CoTプロンプティングはLLMの推論能力を引き出し、そのプロセスを可視化する強力な手法です。効果的なCoTプロンプティングを実践するためには、明確なユースケースと入出力契約を定義し、ゼロショット、少数例、制約型といった多様なプロンプト設計を試行することが重要です。そして、自動評価と誤り分析を通じて、幻覚、様式崩れ、脱線、禁止事項といった失敗モードを特定し、システム指示、検証ステップ、リトライ戦略を駆使して継続的に改良していくサイクルが不可欠です。この反復的なプロセスこそが、信頼性の高いLLMシステム構築の鍵となります。

プロンプト設計・評価・改良のサイクル

graph TD
    A["要求定義・制約設定"] --> B{"プロンプト設計"};
    B -- |CoT原則に基づき| --> C["CoTプロンプト案"];
    C -- |LLMへ入力| --> D["LLM実行"];
    D -- |モデル出力| --> E["LLM出力"];
    E -- |品質・形式・推論検証| --> F{"出力評価"};
    F -- |改善点特定| --> G["誤り分析・抑制手法"];
    G -- |プロンプト修正| --> B;
    F -- |合格| --> H["プロンプト採用・デプロイ"];

参考文献

  • [1] Wei, J., Wang, X., Schuurmans, D., Bosma, M., Xia, F., Le, Q. V., … & Zhou, D. (2022). Chain-of-Thought Prompting Elicits Reasoning in Large Language Models. arXiv preprint arXiv:2201.11903. (公開: 2022-01-28 JST)

    • URL: https://arxiv.org/abs/2201.11903
  • [2] Kojima, T., Gu, S. S., Reid, M., Matsuo, Y., & Iwasawa, Y. (2022). Large Language Models are Zero-Shot Reasoners. arXiv preprint arXiv:2205.11916. (公開: 2022-05-24 JST)

    • URL: https://arxiv.org/abs/2205.11916
  • [3] Google Cloud. (2024). Best Practices for Prompt Engineering with LLMs. Google for Developers. (最終更新確認: 2024-06-12 JST)

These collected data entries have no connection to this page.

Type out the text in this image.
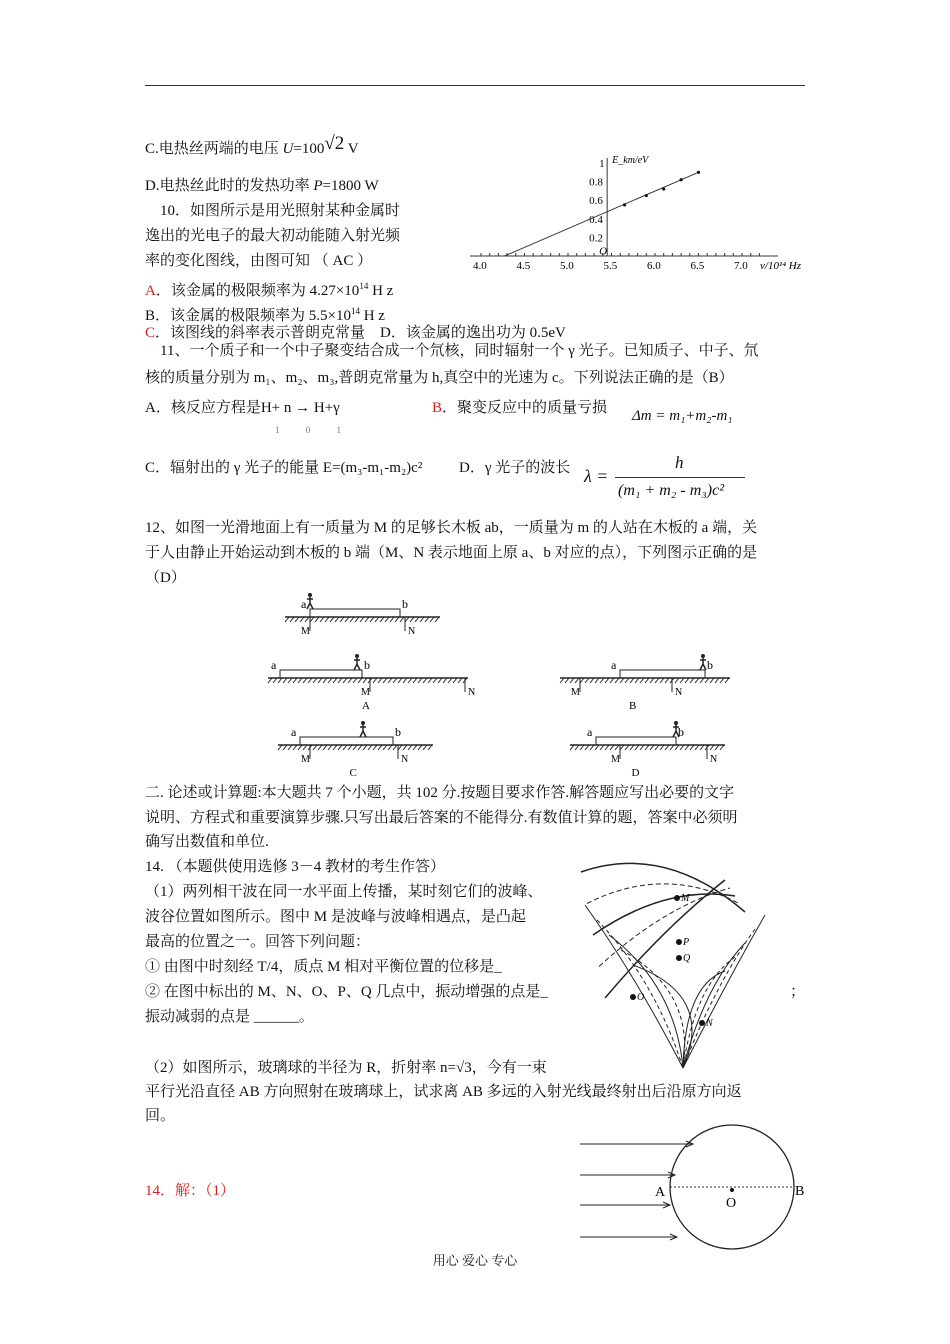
C.电热丝两端的电压 U=100√2 V
D.电热丝此时的发热功率 P=1800 W
10．如图所示是用光照射某种金属时
逸出的光电子的最大初动能随入射光频
率的变化图线，由图可知 （ AC ）
A．该金属的极限频率为 $4.27\times 10^{14}$ H z
B．该金属的极限频率为 $5.5\times 10^{14}$ H z
C．该图线的斜率表示普朗克常量 D．该金属的逸出功为 0.5eV
4.0	4.5	5.0	5.5	6.0	6.5	7.0
1
0.8
0.6
0.4
0.2
O
E_km/eV
ν/10¹⁴ Hz
11、一个质子和一个中子聚变结合成一个氘核，同时辐射一个 γ 光子。已知质子、中子、氘
核的质量分别为 m₁、m₂、m₃,普朗克常量为 h,真空中的光速为 c。下列说法正确的是（B）
A．核反应方程是H+ n → H+γ
1	0	1
B．聚变反应中的质量亏损 Δm = m₁+m₂-m₁
C．辐射出的 γ 光子的能量 E=(m₃-m₁-m₂)c² D．γ 光子的波长 λ =
h
(m₁ + m₂ - m₃)c²
12、如图一光滑地面上有一质量为 M 的足够长木板 ab，一质量为 m 的人站在木板的 a 端，关
于人由静止开始运动到木板的 b 端（M、N 表示地面上原 a、b 对应的点），下列图示正确的是
（D）
a	b
M	N
a	b
M	N
A
a	b
M	N
B
a	b
M	N
C
a	b
M	N
D
二. 论述或计算题:本大题共 7 个小题，共 102 分.按题目要求作答.解答题应写出必要的文字
说明、方程式和重要演算步骤.只写出最后答案的不能得分.有数值计算的题，答案中必须明
确写出数值和单位.
14. （本题供使用选修 3－4 教材的考生作答）
（1）两列相干波在同一水平面上传播，某时刻它们的波峰、
波谷位置如图所示。图中 M 是波峰与波峰相遇点，是凸起
最高的位置之一。回答下列问题：
① 由图中时刻经 T/4，质点 M 相对平衡位置的位移是_
② 在图中标出的 M、N、O、P、Q 几点中，振动增强的点是_
振动减弱的点是 ______。
；
M
P
Q
O
N
（2）如图所示，玻璃球的半径为 R，折射率 n=√3，今有一束
平行光沿直径 AB 方向照射在玻璃球上，试求离 AB 多远的入射光线最终射出后沿原方向返
回。
A	B
O
14．解：（1）
用心 爱心 专心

    • URL: https://cloud.google.com/vertex-ai/docs/generative/best-practices/prompt-engineering
  • [4] Hu, B., Yang, H., Chen, Y., Yu, X., Ding, Y., Sun, X., … & Feng, Y. (2024). A Survey of Evaluation Metrics for Large Language Models. arXiv preprint arXiv:2403.07633. (公開: 2024-03-12 JST)

    • URL: https://arxiv.org/abs/2403.07633

      • 注: [1]と[2]はCoTプロンプティングの基礎を築いた論文であり、その重要性から参照しています。[3]と[4]は直近30〜90日以内に更新または公開された、実践的なガイドラインや評価手法に関する情報源です。 JSTの現在日付: 2024-07-30 JST
ライセンス:本記事のテキスト/コードは特記なき限り CC BY 4.0 です。引用の際は出典URL(本ページ)を明記してください。